Chang Chia-Wei, Wang Hsin-Yao, Lin Wan-Ying, Wang Yu-Chiang, Lo Wei-Lin, Lin Ting-Wei, Yu Jia-Ruei, Tseng Yi-Ju
Department of Computer Science, National Yang Ming Chiao Tung University, Hsinchu, Taiwan.
Department of Laboratory Medicine, Chang Gung Memorial Hospital at Linkou, Taoyuan, Taiwan.
BioData Min. 2024 Sep 16;17(1):36. doi: 10.1186/s13040-024-00389-7.
The high complexity of systemic autoimmune diseases (SADs) has hindered precise management. This study aims to investigate heterogeneity in SADs.
We applied a joint cluster analysis, which jointed multiple correspondence analysis and k-means, to immunomarkers and measured the heterogeneity of clusters by examining differences in immunomarkers and clinical manifestations. The electronic health records of patients who received an antinuclear antibody test and were diagnosed with SADs, namely systemic lupus erythematosus (SLE), rheumatoid arthritis (RA), and Sjögren's syndrome (SS), were retrieved between 2001 and 2016 from hospitals in Taiwan.
With distinctive patterns of immunomarkers, a total of 11,923 patients with the three SADs were grouped into six clusters. None of the clusters was composed only of a single SAD, and these clusters demonstrated considerable differences in clinical manifestation. Both patients with SLE and SS had a more dispersed distribution in the six clusters. Among patients with SLE, the occurrence of renal compromise was higher in Clusters 3 and 6 (52% and 51%) than in the other clusters (p < 0.001). Cluster 3 also had a high proportion of patients with discoid lupus (60%) than did Cluster 6 (39%; p < 0.001). Patients with SS in Cluster 3 were the most distinctive because of the high occurrence of immunity disorders (63%) and other and unspecified benign neoplasm (58%) with statistical significance compared with the other clusters (all p < 0.05).

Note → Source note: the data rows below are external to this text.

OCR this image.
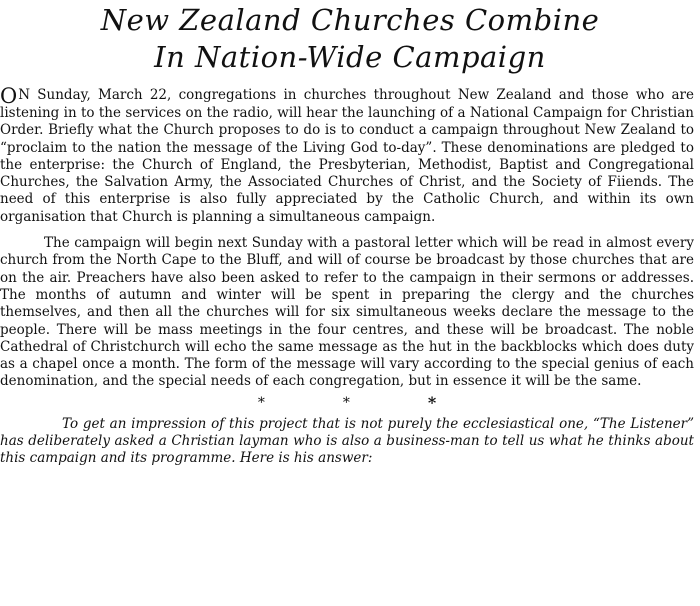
New Zealand Churches Combine
In Nation-Wide Campaign

ON Sunday, March 22, congregations in churches throughout New Zealand and those who are listening in to the services on the radio, will hear the launching of a National Campaign for Christian Order. Briefly what the Church proposes to do is to conduct a campaign throughout New Zealand to “proclaim to the nation the message of the Living God to-day”. These denominations are pledged to the enterprise: the Church of England, the Presbyterian, Methodist, Baptist and Congregational Churches, the Salvation Army, the Associated Churches of Christ, and the Society of Fiiends. The need of this enterprise is also fully appreciated by the Catholic Church, and within its own organisation that Church is planning a simultaneous campaign.

The campaign will begin next Sunday with a pastoral letter which will be read in almost every church from the North Cape to the Bluff, and will of course be broadcast by those churches that are on the air. Preachers have also been asked to refer to the campaign in their sermons or addresses. The months of autumn and winter will be spent in preparing the clergy and the churches themselves, and then all the churches will for six simultaneous weeks declare the message to the people. There will be mass meetings in the four centres, and these will be broadcast. The noble Cathedral of Christchurch will echo the same message as the hut in the backblocks which does duty as a chapel once a month. The form of the message will vary according to the special genius of each denomination, and the special needs of each congregation, but in essence it will be the same.

*	*	*

To get an impression of this project that is not purely the ecclesiastical one, “The Listener” has deliberately asked a Christian layman who is also a business-man to tell us what he thinks about this campaign and its programme. Here is his answer:
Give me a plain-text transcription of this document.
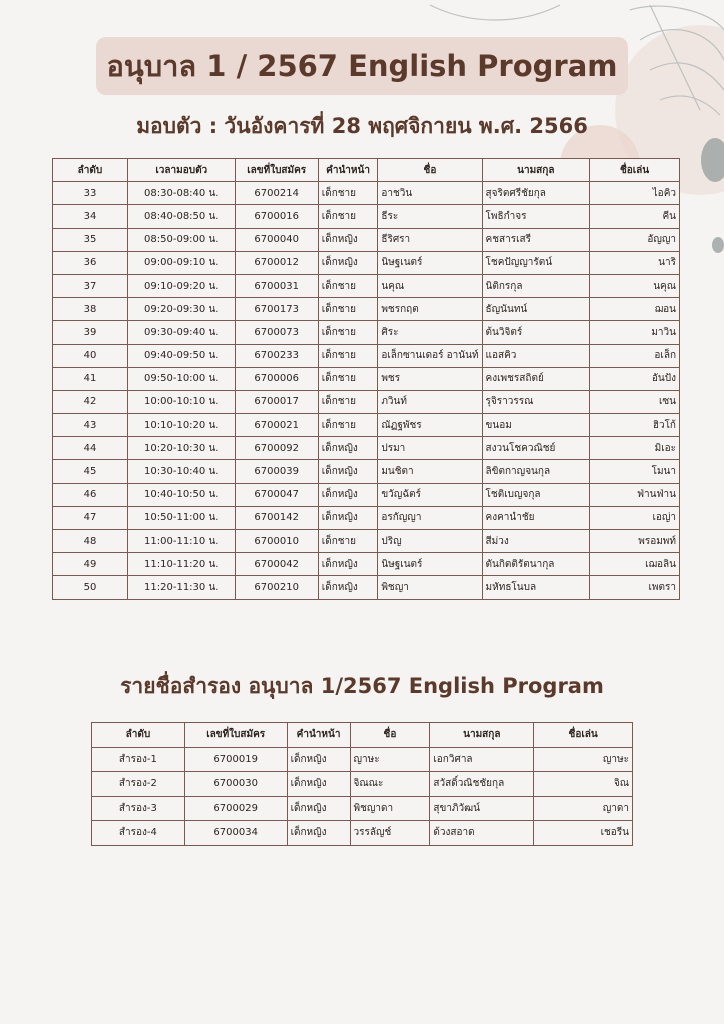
อนุบาล 1 / 2567 English Program
มอบตัว : วันอังคารที่ 28 พฤศจิกายน พ.ศ. 2566
ลำดับ	เวลามอบตัว	เลขที่ใบสมัคร	คำนำหน้า	ชื่อ	นามสกุล	ชื่อเล่น
33	08:30-08:40 น.	6700214	เด็กชาย	อาชวิน	สุจริตศรีชัยกุล	ไอคิว
34	08:40-08:50 น.	6700016	เด็กชาย	ธีระ	โพธิกำจร	คีน
35	08:50-09:00 น.	6700040	เด็กหญิง	ธีริศรา	คชสารเสรี	อัญญา
36	09:00-09:10 น.	6700012	เด็กหญิง	นิษฐเนตร์	โชคปัญญารัตน์	นาริ
37	09:10-09:20 น.	6700031	เด็กชาย	นคุณ	นิติกรกุล	นคุณ
38	09:20-09:30 น.	6700173	เด็กชาย	พชรกฤต	ธัญนันทน์	ฌอน
39	09:30-09:40 น.	6700073	เด็กชาย	ศิระ	ต้นวิจิตร์	มาวิน
40	09:40-09:50 น.	6700233	เด็กชาย	อเล็กซานเดอร์ อานันท์	แอสคิว	อเล็ก
41	09:50-10:00 น.	6700006	เด็กชาย	พชร	คงเพชรสถิตย์	อันปัง
42	10:00-10:10 น.	6700017	เด็กชาย	ภวินท์	รุจิราวรรณ	เซน
43	10:10-10:20 น.	6700021	เด็กชาย	ณัฏฐพัชร	ขนอม	ฮิวโก้
44	10:20-10:30 น.	6700092	เด็กหญิง	ปรมา	สงวนโชควณิชย์	มิเอะ
45	10:30-10:40 น.	6700039	เด็กหญิง	มนชิตา	ลิขิตกาญจนกุล	โมนา
46	10:40-10:50 น.	6700047	เด็กหญิง	ขวัญฉัตร์	โชติเบญจกุล	ฟ่านฟ่าน
47	10:50-11:00 น.	6700142	เด็กหญิง	อรกัญญา	คงคานำชัย	เอญ่า
48	11:00-11:10 น.	6700010	เด็กชาย	ปริญ	สีม่วง	พรอมพท์
49	11:10-11:20 น.	6700042	เด็กหญิง	นิษฐเนตร์	ตันกิตติรัตนากุล	เฌอลิน
50	11:20-11:30 น.	6700210	เด็กหญิง	พิชญา	มหัทธโนบล	เพตรา
รายชื่อสำรอง อนุบาล 1/2567 English Program
ลำดับ	เลขที่ใบสมัคร	คำนำหน้า	ชื่อ	นามสกุล	ชื่อเล่น
สำรอง-1	6700019	เด็กหญิง	ญาษะ	เอกวิศาล	ญาษะ
สำรอง-2	6700030	เด็กหญิง	จิณณะ	สวัสดิ์วณิชชัยกุล	จิณ
สำรอง-3	6700029	เด็กหญิง	พิชญาดา	สุขาภิวัฒน์	ญาดา
สำรอง-4	6700034	เด็กหญิง	วรรลัญช์	ด้วงสอาด	เชอรีน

The immunomarker-driven clustering method could recognise more clinically relevant subgroups of the SADs and would provide a more precise diagnosis basis.

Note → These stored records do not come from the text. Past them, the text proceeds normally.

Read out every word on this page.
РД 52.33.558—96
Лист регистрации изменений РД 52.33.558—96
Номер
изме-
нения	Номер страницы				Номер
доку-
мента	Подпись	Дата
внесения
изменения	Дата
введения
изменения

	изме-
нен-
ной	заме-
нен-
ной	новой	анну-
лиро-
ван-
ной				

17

系统性自身免疫性疾病(SADs)的高度复杂性阻碍了精准管理。本研究旨在调查SADs的异质性。
我们应用了一种联合聚类分析方法,即将多重对应分析和k均值法相结合,用于免疫标志物分析,并通过检查免疫标志物和临床表现的差异来测量聚类的异质性。我们检索了2001年至2016年间台湾地区医院中接受抗核抗体检测并被诊断为SADs(即系统性红斑狼疮(SLE)、类风湿关节炎(RA)和干燥综合征(SS))患者的电子健康记录。
根据独特的免疫标志物模式,共有11923例患有这三种SADs的患者被分为六个聚类。没有一个聚类仅由单一的SADs组成,并且这些聚类在临床表现上存在显著差异。SLE和SS患者在六个聚类中的分布更为分散。在SLE患者中,3组和6组的肾脏受累发生率(分别为52%和51%)高于其他组(p<0.001)。3组盘状红斑狼疮患者的比例(60%)也高于6组(39%;p<0.001)。3组中的SS患者最为独特,因为与其他组相比,免疫紊乱(63%)和其他及未指定的良性肿瘤(58%)的发生率具有统计学意义(所有p<0.05)。
免疫标志物驱动的聚类方法可以识别出更多临床上相关的SADs亚组,并将提供更精确的诊断依据。